In hindsight, if someone had told me there was still so much more for me and my family to go through in the summer of 2003, I may have asked to stay. For example, we could have used a safe space when we lost our home. However, I would not have chosen to have him born the way he was, and life simply seems unfair because we had and are having to live through everything else this year, each event even further overshadowing the momentous event of Augustine’s birth.

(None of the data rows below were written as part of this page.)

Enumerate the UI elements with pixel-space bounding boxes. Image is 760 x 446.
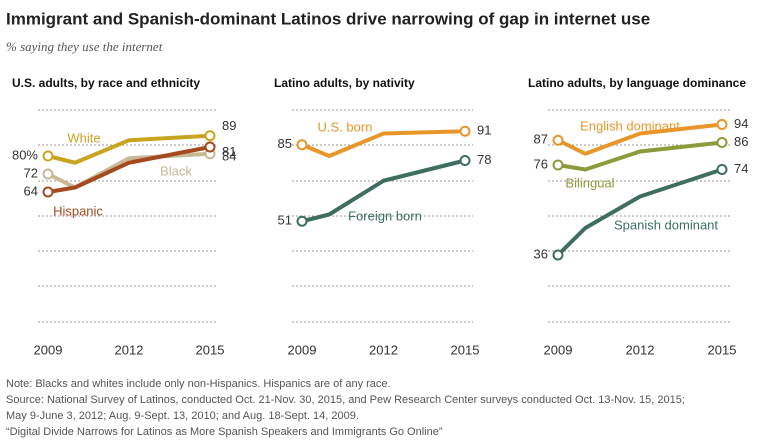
series-label: Spanish dominant xyxy=(614,217,718,232)
series-line xyxy=(557,122,723,156)
note: Source: National Survey of Latinos, cond… xyxy=(6,394,685,406)
series-line xyxy=(301,129,466,158)
end-point xyxy=(296,215,308,227)
x-tick-label: 2009 xyxy=(288,342,317,357)
end-point xyxy=(459,125,471,137)
data-label: 89 xyxy=(222,118,236,133)
series-label: Hispanic xyxy=(53,203,103,218)
end-point xyxy=(42,186,54,198)
series-line xyxy=(556,167,723,257)
end-point xyxy=(552,159,564,171)
series-line xyxy=(47,145,211,194)
series-label: U.S. born xyxy=(318,119,373,134)
series-label: Black xyxy=(160,163,192,178)
data-label: 86 xyxy=(734,134,748,149)
series-label: Foreign born xyxy=(348,208,422,223)
chart-title: Immigrant and Spanish-dominant Latinos d… xyxy=(6,9,650,28)
data-label: 91 xyxy=(477,123,491,138)
series-line xyxy=(557,140,723,172)
data-label: 64 xyxy=(24,183,38,198)
x-tick-label: 2015 xyxy=(196,342,225,357)
end-point xyxy=(716,119,728,130)
end-point xyxy=(716,164,728,175)
end-point xyxy=(42,150,54,162)
data-label: 36 xyxy=(534,246,548,261)
x-tick-label: 2015 xyxy=(451,342,480,357)
data-label: 84 xyxy=(222,148,236,163)
end-point xyxy=(42,168,54,180)
data-label: 78 xyxy=(477,152,491,167)
end-point xyxy=(552,249,564,261)
chart-subtitle: % saying they use the internet xyxy=(6,39,163,54)
data-label: 72 xyxy=(24,165,38,180)
end-point xyxy=(716,137,728,148)
end-point xyxy=(204,141,216,153)
note: Note: Blacks and whites include only non… xyxy=(6,378,391,390)
data-label: 76 xyxy=(534,156,548,171)
end-point xyxy=(552,134,564,146)
end-point xyxy=(204,130,216,142)
series-line xyxy=(301,158,466,224)
x-tick-label: 2015 xyxy=(708,342,737,357)
panel-title: U.S. adults, by race and ethnicity xyxy=(12,76,200,90)
x-tick-label: 2012 xyxy=(369,342,398,357)
end-point xyxy=(459,155,471,166)
x-tick-label: 2012 xyxy=(626,342,655,357)
data-label: 85 xyxy=(278,136,292,151)
x-tick-label: 2009 xyxy=(544,342,573,357)
series-line xyxy=(47,133,211,165)
panel-title: Latino adults, by language dominance xyxy=(528,76,746,90)
panel-title: Latino adults, by nativity xyxy=(274,76,415,90)
x-tick-label: 2009 xyxy=(34,342,63,357)
data-label: 87 xyxy=(534,132,548,147)
series-label: White xyxy=(67,130,100,145)
data-label: 51 xyxy=(278,213,292,228)
series-label: Bilingual xyxy=(565,175,614,190)
note: May 9-June 3, 2012; Aug. 9-Sept. 13, 201… xyxy=(6,410,359,422)
data-label: 81 xyxy=(222,144,236,159)
data-label: 74 xyxy=(734,161,748,176)
data-label: 94 xyxy=(734,116,748,131)
data-label: 80% xyxy=(12,147,38,162)
x-tick-label: 2012 xyxy=(115,342,144,357)
note: “Digital Divide Narrows for Latinos as M… xyxy=(6,426,443,438)
series-label: English dominant xyxy=(580,118,680,133)
end-point xyxy=(296,139,308,151)
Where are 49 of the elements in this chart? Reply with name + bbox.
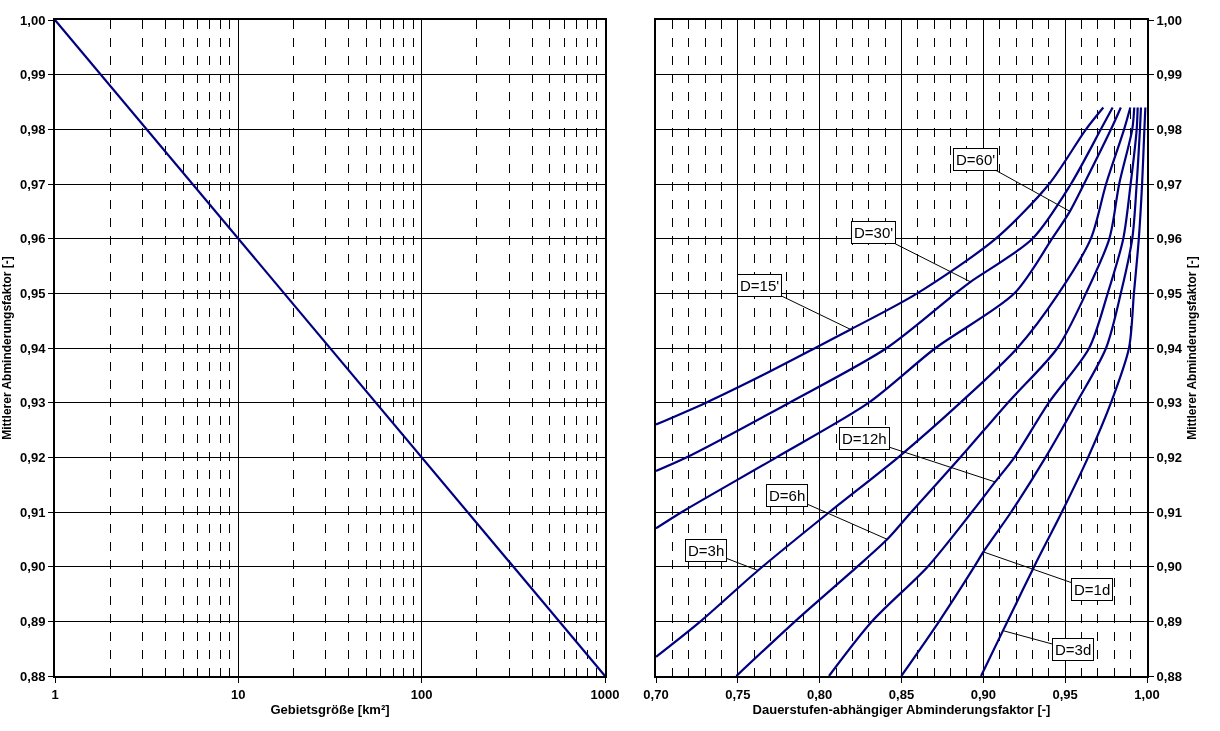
x-tick-label: 0,95: [1052, 686, 1078, 702]
y-tick-label: 0,88: [20, 668, 46, 684]
x-axis-title: Dauerstufen-abhängiger Abminderungsfaktor [-]: [752, 701, 1051, 717]
x-tick-label: 1: [51, 686, 59, 702]
x-axis-title: Gebietsgröße [km²]: [270, 701, 390, 717]
y-axis-title: Mittlerer Abminderungsfaktor [-]: [0, 256, 14, 440]
y-tick-label: 0,95: [20, 285, 46, 301]
x-tick-label: 0,85: [888, 686, 915, 702]
y-tick-label: 0,97: [1156, 176, 1182, 192]
x-tick-label: 1,00: [1134, 686, 1160, 702]
x-tick-label: 0,75: [725, 686, 751, 702]
y-tick-label: 0,91: [20, 504, 46, 520]
y-tick-label: 0,90: [20, 559, 46, 575]
x-tick-label: 100: [410, 686, 433, 702]
y-tick-label: 0,99: [20, 67, 46, 83]
annotation: D=15': [740, 277, 780, 294]
y-tick-label: 0,89: [1156, 613, 1182, 629]
y-tick-label: 0,97: [20, 176, 46, 192]
y-tick-label: 0,95: [1156, 285, 1182, 301]
y-tick-label: 0,92: [1156, 449, 1182, 465]
x-tick-label: 0,90: [970, 686, 996, 702]
x-tick-label: 1000: [590, 686, 620, 702]
y-tick-label: 0,89: [20, 613, 46, 629]
y-tick-label: 0,90: [1156, 559, 1182, 575]
y-tick-label: 0,93: [1156, 395, 1182, 411]
y-tick-label: 0,96: [1156, 231, 1182, 247]
x-tick-label: 0,80: [807, 686, 833, 702]
annotation: D=6h: [769, 487, 806, 504]
y-tick-label: 0,88: [1156, 668, 1182, 684]
y-tick-label: 0,98: [1156, 121, 1182, 137]
annotation: D=12h: [842, 430, 887, 447]
y-tick-label: 0,98: [20, 121, 46, 137]
y-tick-label: 0,92: [20, 449, 46, 465]
y-axis-title: Mittlerer Abminderungsfaktor [-]: [1185, 256, 1200, 440]
annotation: D=3d: [1055, 641, 1092, 658]
y-tick-label: 0,96: [20, 231, 46, 247]
y-tick-label: 1,00: [1156, 12, 1182, 28]
annotation: D=30': [854, 224, 894, 241]
y-tick-label: 0,91: [1156, 504, 1182, 520]
annotation: D=1d: [1074, 581, 1111, 598]
y-tick-label: 0,93: [20, 395, 46, 411]
y-tick-label: 0,94: [20, 340, 47, 356]
x-tick-label: 10: [231, 686, 246, 702]
y-tick-label: 1,00: [20, 12, 46, 28]
annotation: D=60': [956, 151, 996, 168]
y-tick-label: 0,94: [1156, 340, 1183, 356]
annotation: D=3h: [688, 542, 725, 559]
x-tick-label: 0,70: [643, 686, 669, 702]
y-tick-label: 0,99: [1156, 67, 1182, 83]
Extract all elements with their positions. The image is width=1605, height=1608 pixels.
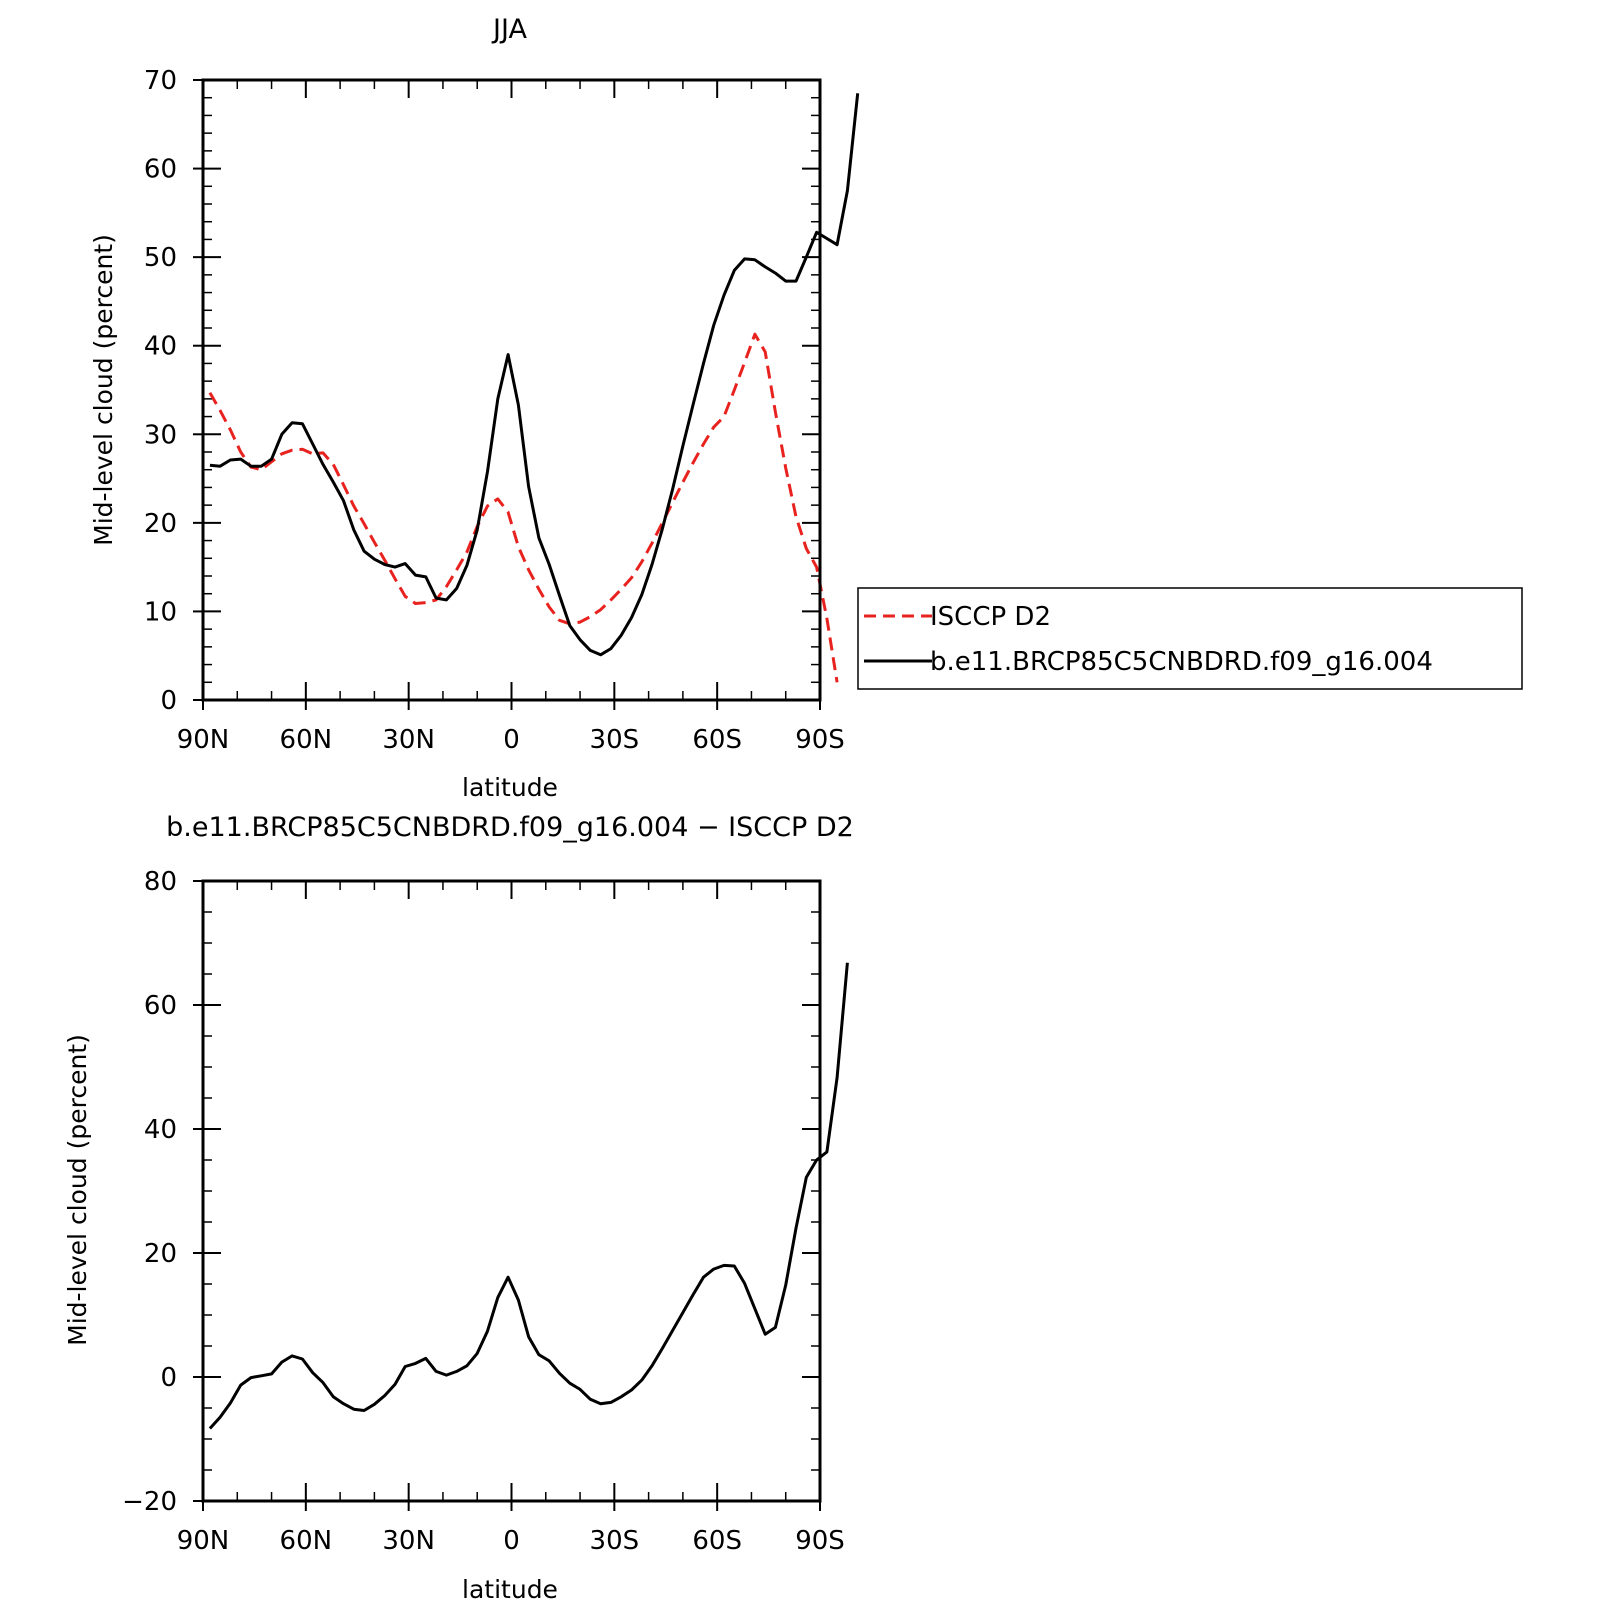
y-tick-label: 70 [144, 66, 177, 96]
y-tick-label: 60 [144, 155, 177, 185]
top-chart-ticks [193, 79, 821, 710]
bottom-chart-x-tick-labels: 90N 60N 30N 0 30S 60S 90S [177, 1526, 845, 1556]
x-tick-label: 90S [795, 725, 845, 755]
x-tick-label: 90N [177, 1526, 230, 1556]
y-tick-label: 20 [144, 1239, 177, 1269]
series-line-0 [208, 962, 849, 1430]
y-tick-label: 40 [144, 1115, 177, 1145]
x-tick-label: 60N [280, 725, 333, 755]
y-tick-label: 50 [144, 243, 177, 273]
x-tick-label: 30N [382, 725, 435, 755]
legend: ISCCP D2 b.e11.BRCP85C5CNBDRD.f09_g16.00… [857, 587, 1523, 690]
bottom-chart-y-axis-label: Mid-level cloud (percent) [63, 1034, 92, 1346]
bottom-chart-frame [201, 879, 822, 1503]
x-tick-label: 90N [177, 725, 230, 755]
top-chart: JJA 90N 60N 30N 0 30S 60S 90S 010203040506070 … [89, 14, 1523, 802]
legend-label-isccp: ISCCP D2 [930, 602, 1051, 632]
bottom-chart: b.e11.BRCP85C5CNBDRD.f09_g16.004 − ISCCP… [63, 812, 854, 1604]
bottom-chart-series [208, 962, 849, 1430]
bottom-chart-x-axis-label: latitude [462, 1575, 558, 1604]
x-tick-label: 90S [795, 1526, 845, 1556]
x-tick-label: 30N [382, 1526, 435, 1556]
x-tick-label: 0 [503, 1526, 520, 1556]
y-tick-label: 60 [144, 991, 177, 1021]
x-tick-label: 60N [280, 1526, 333, 1556]
y-tick-label: 40 [144, 332, 177, 362]
y-tick-label: 30 [144, 420, 177, 450]
legend-label-model: b.e11.BRCP85C5CNBDRD.f09_g16.004 [930, 647, 1433, 677]
top-chart-title: JJA [491, 14, 527, 45]
x-tick-label: 30S [590, 725, 640, 755]
bottom-chart-y-tick-labels: −20 0 20 40 60 80 [122, 867, 177, 1517]
bottom-chart-ticks [193, 880, 821, 1511]
top-chart-series [208, 93, 860, 683]
top-chart-x-tick-labels: 90N 60N 30N 0 30S 60S 90S [177, 725, 845, 755]
top-chart-y-axis-label: Mid-level cloud (percent) [89, 234, 118, 546]
x-tick-label: 30S [590, 1526, 640, 1556]
y-tick-label: −20 [122, 1487, 177, 1517]
top-chart-frame [201, 78, 822, 702]
y-tick-label: 0 [160, 686, 177, 716]
top-chart-y-tick-labels: 0 10 20 30 40 50 60 70 [144, 66, 177, 716]
x-tick-label: 0 [503, 725, 520, 755]
bottom-chart-title: b.e11.BRCP85C5CNBDRD.f09_g16.004 − ISCCP… [166, 812, 854, 843]
y-tick-label: 20 [144, 509, 177, 539]
x-tick-label: 60S [692, 725, 742, 755]
top-chart-x-axis-label: latitude [462, 773, 558, 802]
y-tick-label: 80 [144, 867, 177, 897]
y-tick-label: 10 [144, 597, 177, 627]
x-tick-label: 60S [692, 1526, 742, 1556]
y-tick-label: 0 [160, 1363, 177, 1393]
series-line-1 [209, 93, 860, 657]
series-line-0 [208, 332, 839, 683]
legend-box [857, 587, 1523, 690]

Right now, my father-in-law is dying. This last event in 2003 is like a summer storm's triumphant finale before fading into winter. I can't seem to grasp how Augustine will never know him, will never see how he has his grandpa's big hands. I didn't walk away from my daughter's birth thinking about how I needed to teach her to be courageous, but I have an aching need to teach Augustine this one thing beyond all else. Perhaps the source of that need is the undeniable knowledge that terrible things can happen in succession and without explanation and that as a mother, I need courage just as much as he does.